The speakers, lecture locations and their topics include:
- Nov. 4: JoAnn Burkholder, associate professor of aquatic ecology and marine sciences in the Department of Botany at North Carolina State University, speaking in Gilfillan Auditorium on the topic "Red Tides and Harmful Algal Blooms: Are We Responsible for Their Increased Frequency?" The lecture explores connections between nutrient pollution, water quality, human health, fisheries and tourism, including a discussion of East Coast outbreaks of Pfiesteria piscicida, a toxic dinoflagellate dubbed the "Cell from Hell."
- Nov. 5: George M. Woodwell, president and founder of the Woods Hole Research Center, speaking in Milam Auditorium on the topic "Reason and Unreason in Science and Politics: Keeping the Heat on Governments to Cool the Earth." The lecture will advocate the need to not just stabilize greenhouse emissions at some modestly reduced level, but seek composition of the atmosphere at a level below the present level, which would require a 50 percent global reduction in the use of fossil fuels immediately and the cessation of further deforestation globally.
- Nov. 18: David Fenton, president of Fenton Communications, a Washington, D.C., public relations firm, speaking in Gilfillan Auditorium on the topic "How Corporate Public Relations Affects Media Coverage of Science." The lecture will examine major economic interests that succeed, through public relations and lobbying, in distorting media coverage of scientific issues, with examples from debates over alar, silicone breast implants, and global climate change.

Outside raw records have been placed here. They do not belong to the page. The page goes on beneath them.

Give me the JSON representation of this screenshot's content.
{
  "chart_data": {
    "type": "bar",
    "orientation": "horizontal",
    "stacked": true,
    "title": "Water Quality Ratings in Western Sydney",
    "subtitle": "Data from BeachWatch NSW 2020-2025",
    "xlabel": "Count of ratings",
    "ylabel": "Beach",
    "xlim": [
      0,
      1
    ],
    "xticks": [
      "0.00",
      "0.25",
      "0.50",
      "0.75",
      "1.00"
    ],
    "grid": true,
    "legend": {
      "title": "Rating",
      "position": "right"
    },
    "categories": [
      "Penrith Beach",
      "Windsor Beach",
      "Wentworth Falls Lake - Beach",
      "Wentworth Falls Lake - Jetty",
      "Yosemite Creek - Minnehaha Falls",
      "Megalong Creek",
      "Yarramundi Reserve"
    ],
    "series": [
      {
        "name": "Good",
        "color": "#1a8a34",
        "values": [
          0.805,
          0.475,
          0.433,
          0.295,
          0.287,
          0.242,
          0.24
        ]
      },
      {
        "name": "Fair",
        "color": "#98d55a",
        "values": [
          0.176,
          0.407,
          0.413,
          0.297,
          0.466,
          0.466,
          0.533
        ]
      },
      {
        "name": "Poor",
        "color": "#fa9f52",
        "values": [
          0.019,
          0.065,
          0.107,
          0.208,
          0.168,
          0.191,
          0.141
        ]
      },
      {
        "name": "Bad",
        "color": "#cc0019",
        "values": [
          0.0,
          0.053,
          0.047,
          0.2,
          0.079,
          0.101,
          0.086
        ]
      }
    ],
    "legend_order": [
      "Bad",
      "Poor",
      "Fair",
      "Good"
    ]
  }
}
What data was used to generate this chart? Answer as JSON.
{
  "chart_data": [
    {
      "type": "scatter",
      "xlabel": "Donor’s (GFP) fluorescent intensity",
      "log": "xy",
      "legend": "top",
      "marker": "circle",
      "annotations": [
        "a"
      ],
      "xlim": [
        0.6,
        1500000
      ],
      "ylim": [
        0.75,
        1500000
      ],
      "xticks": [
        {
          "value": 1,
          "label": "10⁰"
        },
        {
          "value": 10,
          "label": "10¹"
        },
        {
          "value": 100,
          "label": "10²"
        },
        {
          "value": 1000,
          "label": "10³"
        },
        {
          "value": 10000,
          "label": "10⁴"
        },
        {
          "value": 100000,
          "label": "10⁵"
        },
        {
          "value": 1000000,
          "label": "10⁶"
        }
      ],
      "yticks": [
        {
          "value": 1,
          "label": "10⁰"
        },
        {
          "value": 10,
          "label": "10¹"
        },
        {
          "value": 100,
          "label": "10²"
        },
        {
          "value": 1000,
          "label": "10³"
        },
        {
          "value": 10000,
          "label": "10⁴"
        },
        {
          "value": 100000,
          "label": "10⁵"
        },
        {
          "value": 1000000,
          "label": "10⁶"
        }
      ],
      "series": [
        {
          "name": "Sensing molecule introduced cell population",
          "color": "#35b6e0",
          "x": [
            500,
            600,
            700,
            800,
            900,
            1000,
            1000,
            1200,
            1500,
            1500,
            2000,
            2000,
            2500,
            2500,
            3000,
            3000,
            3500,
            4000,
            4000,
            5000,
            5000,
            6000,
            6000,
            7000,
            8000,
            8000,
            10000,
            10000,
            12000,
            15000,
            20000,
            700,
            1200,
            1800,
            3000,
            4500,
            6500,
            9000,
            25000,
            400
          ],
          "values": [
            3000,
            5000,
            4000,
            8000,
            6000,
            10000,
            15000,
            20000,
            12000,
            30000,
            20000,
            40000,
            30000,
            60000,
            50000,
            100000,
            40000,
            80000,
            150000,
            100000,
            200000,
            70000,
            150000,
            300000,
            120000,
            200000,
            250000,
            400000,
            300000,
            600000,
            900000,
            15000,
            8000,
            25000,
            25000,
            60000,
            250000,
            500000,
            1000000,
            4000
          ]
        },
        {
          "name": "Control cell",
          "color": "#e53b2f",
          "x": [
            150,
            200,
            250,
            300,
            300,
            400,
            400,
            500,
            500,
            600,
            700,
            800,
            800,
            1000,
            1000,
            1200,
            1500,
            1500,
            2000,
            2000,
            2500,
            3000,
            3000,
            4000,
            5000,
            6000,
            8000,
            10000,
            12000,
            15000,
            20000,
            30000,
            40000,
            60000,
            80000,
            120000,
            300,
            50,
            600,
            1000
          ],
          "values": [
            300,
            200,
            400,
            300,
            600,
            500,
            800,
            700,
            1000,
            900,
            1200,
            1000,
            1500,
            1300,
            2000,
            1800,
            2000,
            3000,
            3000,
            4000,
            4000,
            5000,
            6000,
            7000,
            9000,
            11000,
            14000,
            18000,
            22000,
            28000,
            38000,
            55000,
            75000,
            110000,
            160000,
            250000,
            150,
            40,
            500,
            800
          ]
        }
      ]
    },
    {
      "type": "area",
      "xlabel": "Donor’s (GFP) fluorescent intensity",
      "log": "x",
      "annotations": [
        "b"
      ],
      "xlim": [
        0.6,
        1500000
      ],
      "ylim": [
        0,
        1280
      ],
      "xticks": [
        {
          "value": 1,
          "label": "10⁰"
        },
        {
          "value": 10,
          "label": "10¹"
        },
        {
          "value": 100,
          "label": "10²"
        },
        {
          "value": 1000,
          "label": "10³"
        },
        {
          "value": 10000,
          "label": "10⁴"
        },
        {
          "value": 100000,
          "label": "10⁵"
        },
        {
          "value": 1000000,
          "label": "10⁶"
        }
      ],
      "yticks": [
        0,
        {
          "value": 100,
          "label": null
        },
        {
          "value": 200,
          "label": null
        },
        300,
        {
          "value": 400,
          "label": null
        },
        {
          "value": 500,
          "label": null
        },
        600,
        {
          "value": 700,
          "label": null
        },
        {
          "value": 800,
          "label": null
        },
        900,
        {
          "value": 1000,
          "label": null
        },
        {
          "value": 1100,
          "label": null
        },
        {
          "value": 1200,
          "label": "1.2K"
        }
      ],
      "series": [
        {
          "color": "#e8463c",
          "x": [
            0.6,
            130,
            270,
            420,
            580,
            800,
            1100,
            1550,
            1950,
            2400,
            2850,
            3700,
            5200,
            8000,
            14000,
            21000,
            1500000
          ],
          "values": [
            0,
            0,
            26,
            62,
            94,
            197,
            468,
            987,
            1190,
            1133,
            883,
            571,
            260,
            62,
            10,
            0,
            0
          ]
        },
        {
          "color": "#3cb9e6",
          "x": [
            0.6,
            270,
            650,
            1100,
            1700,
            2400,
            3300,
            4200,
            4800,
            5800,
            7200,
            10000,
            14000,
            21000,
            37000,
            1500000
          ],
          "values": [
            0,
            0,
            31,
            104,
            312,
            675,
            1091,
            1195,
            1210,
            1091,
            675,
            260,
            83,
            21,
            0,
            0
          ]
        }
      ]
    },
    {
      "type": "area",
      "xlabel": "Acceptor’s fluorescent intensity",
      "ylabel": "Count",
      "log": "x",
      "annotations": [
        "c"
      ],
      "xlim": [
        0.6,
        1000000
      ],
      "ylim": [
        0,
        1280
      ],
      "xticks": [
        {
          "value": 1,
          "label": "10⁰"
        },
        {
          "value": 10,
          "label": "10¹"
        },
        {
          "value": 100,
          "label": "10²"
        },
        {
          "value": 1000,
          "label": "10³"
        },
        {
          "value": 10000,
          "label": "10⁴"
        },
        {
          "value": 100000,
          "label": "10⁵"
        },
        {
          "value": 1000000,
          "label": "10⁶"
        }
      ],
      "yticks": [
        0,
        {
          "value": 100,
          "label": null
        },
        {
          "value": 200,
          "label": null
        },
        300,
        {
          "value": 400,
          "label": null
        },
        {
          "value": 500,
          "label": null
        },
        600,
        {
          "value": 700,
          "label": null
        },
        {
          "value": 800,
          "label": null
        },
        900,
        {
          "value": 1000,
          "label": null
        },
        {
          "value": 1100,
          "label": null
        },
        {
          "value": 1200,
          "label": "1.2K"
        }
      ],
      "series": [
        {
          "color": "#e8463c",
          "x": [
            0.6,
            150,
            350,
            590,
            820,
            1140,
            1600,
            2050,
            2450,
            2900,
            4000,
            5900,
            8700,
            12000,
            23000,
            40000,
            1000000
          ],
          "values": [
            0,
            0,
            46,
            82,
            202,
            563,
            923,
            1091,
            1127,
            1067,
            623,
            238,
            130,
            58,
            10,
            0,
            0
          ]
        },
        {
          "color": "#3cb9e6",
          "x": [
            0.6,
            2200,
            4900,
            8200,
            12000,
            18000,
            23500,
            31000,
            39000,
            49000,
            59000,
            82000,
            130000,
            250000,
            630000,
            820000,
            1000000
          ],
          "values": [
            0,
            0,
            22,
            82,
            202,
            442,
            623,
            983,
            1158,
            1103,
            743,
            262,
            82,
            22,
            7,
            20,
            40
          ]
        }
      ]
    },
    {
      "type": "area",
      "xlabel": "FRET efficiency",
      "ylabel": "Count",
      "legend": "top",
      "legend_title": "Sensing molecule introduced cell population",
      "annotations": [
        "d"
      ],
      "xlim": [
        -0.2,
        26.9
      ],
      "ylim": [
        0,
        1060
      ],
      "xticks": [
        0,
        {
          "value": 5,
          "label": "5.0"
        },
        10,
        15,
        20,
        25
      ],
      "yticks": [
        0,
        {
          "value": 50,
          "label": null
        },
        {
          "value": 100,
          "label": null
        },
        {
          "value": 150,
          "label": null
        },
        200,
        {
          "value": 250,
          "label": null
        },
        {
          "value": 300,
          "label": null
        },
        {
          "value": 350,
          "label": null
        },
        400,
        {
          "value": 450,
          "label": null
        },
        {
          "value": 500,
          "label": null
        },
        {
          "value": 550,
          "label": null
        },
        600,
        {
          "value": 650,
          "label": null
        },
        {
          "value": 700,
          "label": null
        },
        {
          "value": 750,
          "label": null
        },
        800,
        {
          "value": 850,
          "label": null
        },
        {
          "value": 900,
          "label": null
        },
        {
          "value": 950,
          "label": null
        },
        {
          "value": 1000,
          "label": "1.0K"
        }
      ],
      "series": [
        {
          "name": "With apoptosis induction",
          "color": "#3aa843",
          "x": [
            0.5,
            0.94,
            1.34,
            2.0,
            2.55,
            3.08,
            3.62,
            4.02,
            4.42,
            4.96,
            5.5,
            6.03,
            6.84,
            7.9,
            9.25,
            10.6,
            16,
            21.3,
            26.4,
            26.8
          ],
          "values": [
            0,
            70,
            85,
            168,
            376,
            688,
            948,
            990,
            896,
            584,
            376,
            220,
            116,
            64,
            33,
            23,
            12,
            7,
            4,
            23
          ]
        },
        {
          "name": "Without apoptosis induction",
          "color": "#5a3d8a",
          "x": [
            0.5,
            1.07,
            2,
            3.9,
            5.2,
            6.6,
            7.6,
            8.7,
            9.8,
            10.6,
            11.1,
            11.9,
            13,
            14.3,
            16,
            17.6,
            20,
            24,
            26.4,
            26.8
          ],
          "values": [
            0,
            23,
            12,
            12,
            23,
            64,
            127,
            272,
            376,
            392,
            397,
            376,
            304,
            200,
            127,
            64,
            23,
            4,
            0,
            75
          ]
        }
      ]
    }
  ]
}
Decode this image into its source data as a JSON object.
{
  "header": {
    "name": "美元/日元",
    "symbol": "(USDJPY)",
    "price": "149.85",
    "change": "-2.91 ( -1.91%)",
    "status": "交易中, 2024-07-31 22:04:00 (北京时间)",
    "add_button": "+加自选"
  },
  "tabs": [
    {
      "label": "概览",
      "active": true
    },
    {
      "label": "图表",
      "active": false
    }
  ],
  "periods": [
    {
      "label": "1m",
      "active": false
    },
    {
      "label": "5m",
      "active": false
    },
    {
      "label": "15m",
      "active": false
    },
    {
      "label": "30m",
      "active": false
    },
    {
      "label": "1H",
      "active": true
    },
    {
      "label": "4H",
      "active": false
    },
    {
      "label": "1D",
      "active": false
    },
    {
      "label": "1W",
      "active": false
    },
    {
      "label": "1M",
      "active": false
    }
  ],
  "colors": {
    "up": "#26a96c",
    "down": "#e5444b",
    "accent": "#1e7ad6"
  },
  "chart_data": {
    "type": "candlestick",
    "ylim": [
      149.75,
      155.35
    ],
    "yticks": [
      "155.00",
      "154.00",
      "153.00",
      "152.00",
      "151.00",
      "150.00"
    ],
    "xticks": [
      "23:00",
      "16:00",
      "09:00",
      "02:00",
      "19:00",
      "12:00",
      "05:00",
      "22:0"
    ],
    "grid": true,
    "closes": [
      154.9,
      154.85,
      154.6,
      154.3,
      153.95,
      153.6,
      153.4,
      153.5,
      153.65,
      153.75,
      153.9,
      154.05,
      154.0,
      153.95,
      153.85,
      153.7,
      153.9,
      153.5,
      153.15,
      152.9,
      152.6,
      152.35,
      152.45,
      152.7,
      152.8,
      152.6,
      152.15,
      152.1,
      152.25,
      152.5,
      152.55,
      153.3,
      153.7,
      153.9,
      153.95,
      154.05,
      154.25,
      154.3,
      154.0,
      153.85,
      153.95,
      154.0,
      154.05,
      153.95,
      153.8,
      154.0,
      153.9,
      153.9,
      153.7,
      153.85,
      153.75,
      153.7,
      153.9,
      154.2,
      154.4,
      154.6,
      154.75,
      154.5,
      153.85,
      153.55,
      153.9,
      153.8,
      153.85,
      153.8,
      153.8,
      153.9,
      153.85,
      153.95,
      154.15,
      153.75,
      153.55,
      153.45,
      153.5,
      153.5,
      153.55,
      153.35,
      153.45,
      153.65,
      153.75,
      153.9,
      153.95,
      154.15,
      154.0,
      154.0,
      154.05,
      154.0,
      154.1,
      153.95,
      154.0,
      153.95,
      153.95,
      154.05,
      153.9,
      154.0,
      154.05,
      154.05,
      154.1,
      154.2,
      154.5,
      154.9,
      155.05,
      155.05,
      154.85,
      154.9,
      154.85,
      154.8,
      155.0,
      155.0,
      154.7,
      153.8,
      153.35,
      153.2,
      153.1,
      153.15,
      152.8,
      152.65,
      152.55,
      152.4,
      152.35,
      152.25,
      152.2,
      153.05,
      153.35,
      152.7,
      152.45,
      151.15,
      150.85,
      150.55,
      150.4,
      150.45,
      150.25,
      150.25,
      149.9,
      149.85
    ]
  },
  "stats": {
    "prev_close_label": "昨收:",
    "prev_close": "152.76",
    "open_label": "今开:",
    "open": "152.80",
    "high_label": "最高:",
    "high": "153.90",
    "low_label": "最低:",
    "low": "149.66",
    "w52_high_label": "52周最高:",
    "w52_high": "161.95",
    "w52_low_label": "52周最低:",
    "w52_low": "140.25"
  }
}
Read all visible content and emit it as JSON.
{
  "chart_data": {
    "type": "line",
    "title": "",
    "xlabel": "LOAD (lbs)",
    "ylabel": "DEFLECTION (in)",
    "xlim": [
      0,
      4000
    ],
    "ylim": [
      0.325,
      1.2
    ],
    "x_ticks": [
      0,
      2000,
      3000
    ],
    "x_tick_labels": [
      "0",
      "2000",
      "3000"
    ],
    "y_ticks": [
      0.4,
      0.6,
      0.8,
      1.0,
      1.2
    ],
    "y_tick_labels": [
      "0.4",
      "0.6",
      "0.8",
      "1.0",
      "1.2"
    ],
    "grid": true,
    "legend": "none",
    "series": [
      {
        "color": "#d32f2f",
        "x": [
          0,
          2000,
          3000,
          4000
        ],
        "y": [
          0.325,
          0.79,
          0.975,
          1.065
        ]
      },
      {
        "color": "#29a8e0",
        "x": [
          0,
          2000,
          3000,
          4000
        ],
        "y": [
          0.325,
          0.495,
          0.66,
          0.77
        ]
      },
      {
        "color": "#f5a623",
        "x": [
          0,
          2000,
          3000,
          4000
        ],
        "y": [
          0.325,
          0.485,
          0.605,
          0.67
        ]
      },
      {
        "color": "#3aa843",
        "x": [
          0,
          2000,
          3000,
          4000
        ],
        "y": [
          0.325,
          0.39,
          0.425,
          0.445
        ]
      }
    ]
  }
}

- Nov. 19: David S. Wilcove, senior ecologist with the Environmental Defense Fund in Washington, D.C., speaking in Milam Auditorium on the topic "The Science and Politics of the Endangered Species Act." The lecture will explore where endangered species occur, the types of threats they face, and even some aspects of the Endangered Species Act that contribute to its failure to more successfully improve species survival.
- Nov. 25: Nat Bingham, habitat director of the Pacific Coast Federation of Fisherman's Associations, speaking in Gilfillan Auditorium on the topic "Restoring a Fishery: Commercial Salmon Fishermen's Involvement in Habitat Protection and Restoration." The lecture will examine the efforts of commercial fishermen to restore their fishery by becoming active advocates for protection of freshwater aquatic habitat, and who have taxed themselves to create a broad habitat restoration program.
- Dec. 2: Ross Gelbspan, journalist and author, speaking in Milam Auditorium on the topic "The High Stakes Battle Over Earth's Threatened Climate." The lecture will explore the various bodies of evidence of climate change, the tactics employed by industry to disguise that reality, and one approach that could begin to stabilize the global climate and heal the widening economic gap between rich and poor nations.
- Dec. 3: Doug Hopkins, senior attorney for the Environmental Defense Fund and manager of the EDF Oceans Program, speaking in Cordley Hall, Room 1109, on the topic "New Ideas for Managing Marine Fisheries for a Sustainable Future: Theory, Practice and Politics." The lecture will discuss new economic incentive concepts that hold promise to reverse the downward spiral of marine fisheries while being sensitive to the needs and vulnerabilities of coastal fishing communities.